CSA Survey Suggests Cloud Security Is Improving
New research suggests the overall state of cloud security continues to improve at a time when more organizations rely on multiple cloud service providers.
A survey of 1,900 security and IT professionals published this week by the Cloud Security Alliance (CSA) in collaboration with AlgoSec, a provider of network security tools, finds only 11% of respondents said they encountered a cloud security incident in the past year. The most common problems encountered were issues with a specific cloud provider (26%), security misconfigurations (22%) and attacks such as denial-of-service exploits (20%).
When asked about the impact of the cloud outages, more than a quarter of respondents said it took more than half a day to recover.
Despite growing confidence in cloud platforms, however, security remains a major area of focus. Top areas of concern include network security (58%), lack of cloud expertise (47%), migrating workloads to the cloud (44%) and insufficient staff to manage cloud environments (32%). In all, 79% of respondents noted some kind of issue involving IT staffing.
In the report, 52% of respondents reported they employed cloud-native tools to manage security as part of their application orchestration process, with half (50%) using orchestration and configuration management tools such as Ansible, Chef and Puppet. Less than a third (29%) said they used manual processes to manage cloud security.
Less clear, though, is who within the IT organization is responsible for cloud security. More than a third (35%) said their security operations team managed cloud security, followed by the cloud team (18%) and IT operations (16%). Other teams, such as network operations, DevOps and application owners, are all below 10%, the survey found.

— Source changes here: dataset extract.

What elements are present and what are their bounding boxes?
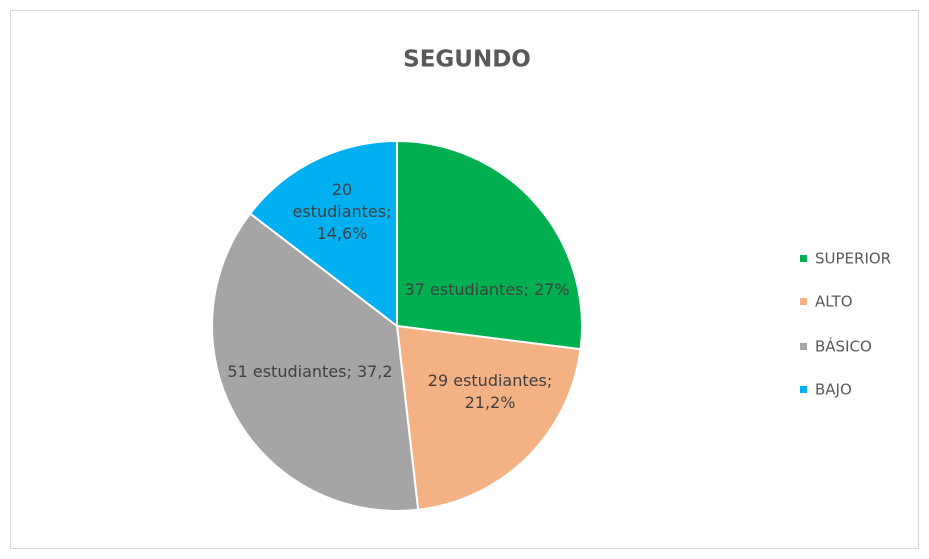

John Yeoh, global vice president of research for the CSA, noted that responsibility for cloud security is evolving within most organizations. Despite higher levels of automation, most internal security teams are struggling to keep pace with the rate of change in cloud computing environments, he said. That rate of change is only going to increase as organizations start to employ a wider variety of cloud computing platforms, Yeoh added.
Of course, the biggest challenge organizations encounter in the age of the cloud is the issue of shared responsibility for cloud security between organizations and their cloud provider. Application developers that provision infrastructure-as-code tend to make assumptions about the level(s) of security offered by the cloud service provider. In reality, the cloud service provider only secures its own infrastructure. Responsibility for securing the rest of the environment resides with the organization that deployed the application.
Asher Benbenisty, director of product marketing for AlgoSec, noted that responsibility also extends to the network infrastructure organizations rely on to access those cloud services.
The CSA report suggests cloud security is, overall, in much better shape today than it was just a few short years ago. Cloud computing may have even reached the point where those platforms are more secure than on-premises IT environments. The challenge, now, is making sure the policies and processes required to keep those cloud platforms secure remain in place.